Die Krautrockfreunde vom Kraut Rock Support veranstalteten die 1. Lörracher Rocknacht, mit den Gruppen Baumstam und Birth Control. Erstere sind seit den siebziger Jahren aktiv und irgendwie an mir vorbei gegangen. Das hat sich nun aber geändert und vorneweg gleich ein dickes Lob an die Baumstäme, denn sie konnten nicht nur mich begeistern, sondern auch die Besucher des Events, wie wir immer wieder mitbekommen haben. Über Birth Control mit dem Urgestein Nossi Worte zu verlieren hieße, Eulen nach Athen zu tragen, aber das Transportieren des Federviehs ist nicht immer eine unnötige Aufgabe, denn unsere Tochter kannte die Truppe nicht.
Fast logisch, dass ihr auch Baumstam kein Begriff war und so musste ich im Laufe des Abends an die beiden Merch-Stände, um ihr etwas für das heimische CD-Regal zu besorgen. Schön, wenn sich junge Menschen für die Musik der eigenen Jugend begeistern können. Im Publikum überwog die Anzahl derer, die in den Siebzigern mit der Musik Kontakt hatten, aber auch junges Volk war vertreten.
Perfekt organisiert wurde das Event vom Kraut Rock Support und stellvertretend für die Jungs, sei an dieser Stelle Andreas und Wilfried nochmal herzlich gedankt für die Unterbringung im Hotel und das angenehme Rahmenprogramm für uns. Die beiden waren RockTimes bisher nur per Mailverkehr bekannt und so freute es uns besonders, sie auch mal persönlich zu treffen. Zeitgleich mit den Kollegen der Radiozunft (Rockradio übertrug das Konzert live und eventuell wird die Sendung auch nochmal wiederholt) schlugen wir im Alten Wasserwerk auf, nachdem wir uns in der Fußgängerzone davon überzeugen konnten, dass die Metzger außer Schinken auch andere Köstlichkeiten im Programm haben.
Neben den Mailbekanntschaften, trafen wir auch gleich einen alten Bekannten, den wir auf Konzerten immer mal wieder treffen: Wallbreaker. Seines Zeichen Mädchen für alles bei Birth Control und vielen Rockfreunden sicherlich ein Begriff durch u.a. seine Liveaufnahmen-Reihe "Absolutely Live". Vor dem Konzert war angenehmes 'Rumlungern' angesagt. Small Talk mit den Musikern, Veranstaltern und Beobachten des Soundchecks. Der Bühnenaufbau und das Einstellen der Regler dauerte etwas länger als geplant und somit verzögerte sich auch das gemeinsame Abendessen etwas, was den Produkten des Caterings aber nicht abträglich war. Es schmeckte alles lecker und das Essen im Freien unter der wärmenden Sonne des Schwarzwaldes war schöner Auftakt einer langen, musikalischen Nacht, die mit einer adäquaten Menge an süffigen Flüssigkeiten mitnichten trocken war.
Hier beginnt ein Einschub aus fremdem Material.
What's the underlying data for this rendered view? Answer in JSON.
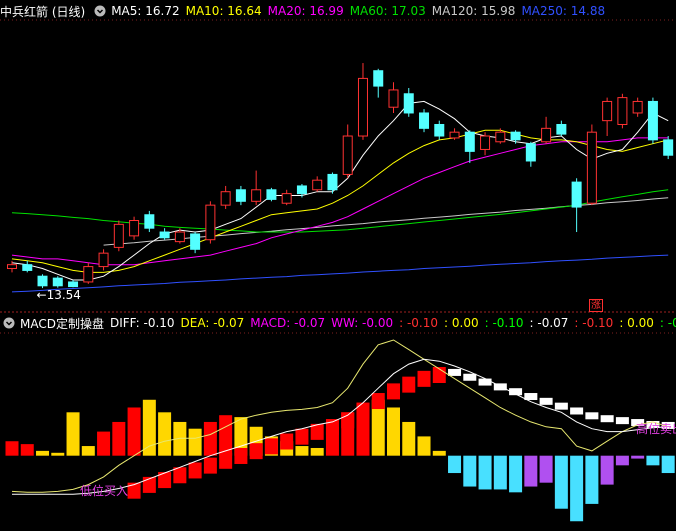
{
  "chart_data": [
    {
      "type": "candlestick",
      "title": "中兵红箭 (日线)",
      "up_color": "#ff3232",
      "down_color": "#54ffff",
      "ylim": [
        13.1,
        20.0
      ],
      "candles": {
        "open": [
          14.05,
          14.15,
          13.85,
          13.8,
          13.7,
          13.7,
          14.1,
          14.6,
          14.9,
          15.45,
          15.0,
          14.75,
          14.95,
          14.8,
          15.7,
          16.1,
          15.8,
          16.1,
          15.75,
          16.2,
          16.1,
          16.5,
          16.5,
          17.5,
          19.2,
          18.25,
          18.6,
          18.1,
          17.8,
          17.45,
          17.6,
          17.15,
          17.35,
          17.6,
          17.3,
          17.35,
          17.8,
          16.3,
          15.75,
          17.9,
          17.8,
          18.1,
          18.4,
          17.4
        ],
        "high": [
          14.25,
          14.25,
          13.9,
          13.85,
          13.75,
          14.2,
          14.55,
          15.3,
          15.4,
          15.55,
          15.1,
          15.1,
          15.0,
          15.8,
          16.2,
          16.2,
          16.6,
          16.15,
          16.1,
          16.25,
          16.45,
          16.55,
          17.8,
          19.4,
          19.25,
          18.9,
          18.75,
          18.2,
          17.9,
          17.7,
          17.65,
          17.6,
          17.7,
          17.65,
          17.35,
          18.0,
          17.9,
          16.4,
          17.8,
          18.5,
          18.6,
          18.5,
          18.5,
          17.5
        ],
        "low": [
          13.95,
          13.95,
          13.54,
          13.55,
          13.56,
          13.65,
          14.0,
          14.5,
          14.8,
          15.0,
          14.8,
          14.7,
          14.45,
          14.7,
          15.6,
          15.7,
          15.7,
          15.8,
          15.7,
          15.9,
          16.05,
          16.0,
          16.4,
          17.4,
          18.5,
          18.1,
          18.0,
          17.6,
          17.4,
          17.4,
          16.8,
          17.0,
          17.3,
          17.3,
          16.7,
          17.3,
          17.5,
          15.0,
          15.7,
          17.5,
          17.7,
          18.0,
          17.3,
          16.9
        ],
        "close": [
          14.15,
          14.0,
          13.6,
          13.6,
          13.58,
          14.1,
          14.45,
          15.2,
          15.3,
          15.1,
          14.85,
          15.0,
          14.55,
          15.7,
          16.05,
          15.8,
          16.1,
          15.85,
          16.0,
          16.0,
          16.35,
          16.1,
          17.5,
          19.0,
          18.8,
          18.7,
          18.1,
          17.7,
          17.5,
          17.6,
          17.1,
          17.5,
          17.6,
          17.4,
          16.85,
          17.7,
          17.55,
          15.65,
          17.6,
          18.4,
          18.5,
          18.4,
          17.4,
          17.0
        ]
      },
      "series": [
        {
          "legend": "MA5: 16.72",
          "color": "#ffffff",
          "values": [
            14.2,
            14.15,
            14.05,
            13.9,
            13.75,
            13.75,
            13.85,
            14.1,
            14.4,
            14.7,
            14.95,
            15.05,
            15.0,
            15.05,
            15.2,
            15.35,
            15.65,
            15.95,
            15.95,
            15.95,
            16.05,
            16.05,
            16.4,
            17.0,
            17.5,
            17.9,
            18.35,
            18.4,
            18.2,
            17.95,
            17.6,
            17.5,
            17.45,
            17.35,
            17.3,
            17.45,
            17.5,
            17.15,
            16.9,
            17.05,
            17.15,
            17.6,
            18.1,
            17.9
          ]
        },
        {
          "legend": "MA10: 16.64",
          "color": "#ffff00",
          "values": [
            14.3,
            14.25,
            14.2,
            14.1,
            14.0,
            13.95,
            13.95,
            14.0,
            14.1,
            14.25,
            14.4,
            14.55,
            14.7,
            14.85,
            15.0,
            15.15,
            15.3,
            15.45,
            15.5,
            15.55,
            15.6,
            15.75,
            15.95,
            16.2,
            16.5,
            16.8,
            17.05,
            17.25,
            17.4,
            17.45,
            17.55,
            17.65,
            17.65,
            17.55,
            17.45,
            17.4,
            17.4,
            17.35,
            17.25,
            17.15,
            17.1,
            17.2,
            17.3,
            17.4
          ]
        },
        {
          "legend": "MA20: 16.99",
          "color": "#ff00ff",
          "values": [
            14.4,
            14.35,
            14.3,
            14.3,
            14.25,
            14.2,
            14.15,
            14.15,
            14.15,
            14.2,
            14.25,
            14.3,
            14.35,
            14.4,
            14.5,
            14.6,
            14.7,
            14.85,
            14.95,
            15.05,
            15.15,
            15.25,
            15.4,
            15.6,
            15.8,
            16.0,
            16.2,
            16.4,
            16.55,
            16.7,
            16.85,
            16.95,
            17.05,
            17.15,
            17.25,
            17.3,
            17.35,
            17.35,
            17.35,
            17.35,
            17.4,
            17.45,
            17.45,
            17.45
          ]
        },
        {
          "legend": "MA60: 17.03",
          "color": "#00e000",
          "values": [
            15.5,
            15.48,
            15.45,
            15.42,
            15.38,
            15.35,
            15.3,
            15.27,
            15.23,
            15.2,
            15.15,
            15.12,
            15.1,
            15.08,
            15.05,
            15.03,
            15.0,
            15.0,
            15.0,
            15.0,
            15.02,
            15.04,
            15.06,
            15.1,
            15.14,
            15.18,
            15.22,
            15.26,
            15.3,
            15.34,
            15.38,
            15.42,
            15.46,
            15.5,
            15.55,
            15.6,
            15.65,
            15.7,
            15.78,
            15.85,
            15.92,
            15.98,
            16.05,
            16.1
          ]
        },
        {
          "legend": "MA120: 15.98",
          "color": "#c8c8c8",
          "values": [
            null,
            null,
            null,
            null,
            null,
            null,
            14.66,
            14.69,
            14.72,
            14.76,
            14.79,
            14.82,
            14.86,
            14.89,
            14.92,
            14.96,
            14.99,
            15.02,
            15.06,
            15.09,
            15.12,
            15.16,
            15.19,
            15.22,
            15.26,
            15.29,
            15.32,
            15.36,
            15.39,
            15.42,
            15.46,
            15.49,
            15.52,
            15.56,
            15.59,
            15.62,
            15.66,
            15.69,
            15.72,
            15.76,
            15.79,
            15.82,
            15.86,
            15.89
          ]
        },
        {
          "legend": "MA250: 14.88",
          "color": "#3050ff",
          "values": [
            13.44,
            13.46,
            13.48,
            13.51,
            13.53,
            13.55,
            13.57,
            13.6,
            13.62,
            13.64,
            13.66,
            13.69,
            13.71,
            13.73,
            13.75,
            13.78,
            13.8,
            13.82,
            13.84,
            13.87,
            13.89,
            13.91,
            13.93,
            13.96,
            13.98,
            14.0,
            14.02,
            14.05,
            14.07,
            14.09,
            14.11,
            14.14,
            14.16,
            14.18,
            14.2,
            14.23,
            14.25,
            14.27,
            14.29,
            14.32,
            14.34,
            14.36,
            14.38,
            14.4
          ]
        }
      ],
      "annotations": [
        {
          "text": "←13.54",
          "color": "#ffffff"
        },
        {
          "text": "涨",
          "color": "#ff3030"
        }
      ]
    },
    {
      "type": "bar",
      "title": "MACD定制操盘",
      "header": [
        {
          "text": "DIFF: -0.10",
          "color": "#ffffff"
        },
        {
          "text": "DEA: -0.07",
          "color": "#ffff00"
        },
        {
          "text": "MACD: -0.07",
          "color": "#ff00ff"
        },
        {
          "text": "WW: -0.00",
          "color": "#ff00ff"
        },
        {
          "text": ": -0.10",
          "color": "#ff3030"
        },
        {
          "text": ": 0.00",
          "color": "#ffff00"
        },
        {
          "text": ": -0.10",
          "color": "#00ff00"
        },
        {
          "text": ": -0.07",
          "color": "#ffffff"
        },
        {
          "text": ": -0.10",
          "color": "#ff3030"
        },
        {
          "text": ": 0.00",
          "color": "#ffff00"
        },
        {
          "text": ": -0.10",
          "color": "#00ff00"
        },
        {
          "text": ": -0.",
          "color": "#ff3030"
        }
      ],
      "ylim": [
        -0.75,
        1.2
      ],
      "values": [
        0.15,
        0.12,
        0.05,
        0.03,
        0.45,
        0.1,
        0.25,
        0.35,
        0.5,
        0.58,
        0.45,
        0.35,
        0.28,
        0.35,
        0.42,
        0.4,
        0.3,
        0.2,
        0.15,
        0.1,
        0.08,
        0.3,
        0.45,
        0.55,
        0.58,
        0.5,
        0.35,
        0.2,
        0.05,
        -0.18,
        -0.32,
        -0.35,
        -0.35,
        -0.38,
        -0.32,
        -0.28,
        -0.55,
        -0.68,
        -0.5,
        -0.3,
        -0.1,
        -0.03,
        -0.1,
        -0.18
      ],
      "bar_colors": [
        "#ff0000",
        "#ff0000",
        "#ffd700",
        "#ffd700",
        "#ffd700",
        "#ffd700",
        "#ff0000",
        "#ff0000",
        "#ff0000",
        "#ffd700",
        "#ffd700",
        "#ffd700",
        "#ffd700",
        "#ff0000",
        "#ff0000",
        "#ffd700",
        "#ffd700",
        "#ffd700",
        "#ffd700",
        "#ffd700",
        "#ffd700",
        "#ff0000",
        "#ff0000",
        "#ff0000",
        "#ffd700",
        "#ffd700",
        "#ffd700",
        "#ffd700",
        "#ffd700",
        "#48e0ff",
        "#48e0ff",
        "#48e0ff",
        "#48e0ff",
        "#48e0ff",
        "#b050f0",
        "#b050f0",
        "#48e0ff",
        "#48e0ff",
        "#48e0ff",
        "#b050f0",
        "#b050f0",
        "#b050f0",
        "#48e0ff",
        "#48e0ff"
      ],
      "series": [
        {
          "color": "#e8e870",
          "values": [
            -0.37,
            -0.38,
            -0.38,
            -0.37,
            -0.35,
            -0.3,
            -0.22,
            -0.1,
            0,
            0.1,
            0.15,
            0.18,
            0.18,
            0.22,
            0.3,
            0.38,
            0.42,
            0.45,
            0.47,
            0.48,
            0.5,
            0.55,
            0.7,
            0.95,
            1.15,
            1.2,
            1.1,
            1.0,
            0.9,
            0.8,
            0.7,
            0.6,
            0.5,
            0.42,
            0.35,
            0.3,
            0.28,
            0.1,
            0.05,
            0.15,
            0.25,
            0.32,
            0.35,
            0.3
          ]
        },
        {
          "color": "#ffffff",
          "values": [
            -0.4,
            -0.4,
            -0.4,
            -0.4,
            -0.4,
            -0.39,
            -0.37,
            -0.34,
            -0.3,
            -0.24,
            -0.18,
            -0.12,
            -0.06,
            0,
            0.05,
            0.1,
            0.15,
            0.2,
            0.25,
            0.28,
            0.32,
            0.35,
            0.42,
            0.55,
            0.7,
            0.85,
            0.95,
            1.0,
            0.98,
            0.93,
            0.87,
            0.8,
            0.72,
            0.64,
            0.56,
            0.5,
            0.45,
            0.35,
            0.28,
            0.25,
            0.25,
            0.27,
            0.29,
            0.3
          ]
        }
      ],
      "blocks": {
        "rise_color": "#ff0000",
        "fall_color": "#ffffff",
        "values": [
          null,
          null,
          null,
          null,
          null,
          null,
          null,
          null,
          -0.28,
          -0.22,
          -0.17,
          -0.12,
          -0.07,
          -0.02,
          0.03,
          0.08,
          0.13,
          0.18,
          0.23,
          0.28,
          0.33,
          0.38,
          0.45,
          0.55,
          0.65,
          0.75,
          0.82,
          0.88,
          0.92,
          0.9,
          0.85,
          0.8,
          0.75,
          0.7,
          0.65,
          0.6,
          0.55,
          0.5,
          0.45,
          0.42,
          0.4,
          0.38,
          0.36,
          0.35
        ]
      },
      "annotations": [
        {
          "text": "低位买入",
          "color": "#e040e0"
        },
        {
          "text": "高位卖出",
          "color": "#e040e0"
        }
      ]
    }
  ]
}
Das Alte Wasserwerk ist ein gemütlicher Club mit einer Empore, die direkt zur angeschlossenen Futter- und Tränketankstelle führt, deren Personal schnell und freundlich den Wünschen der Besucher nachkam. Stimmung und Ambiente waren also vom Feinsten und der musikalische Abend konnte beginnen.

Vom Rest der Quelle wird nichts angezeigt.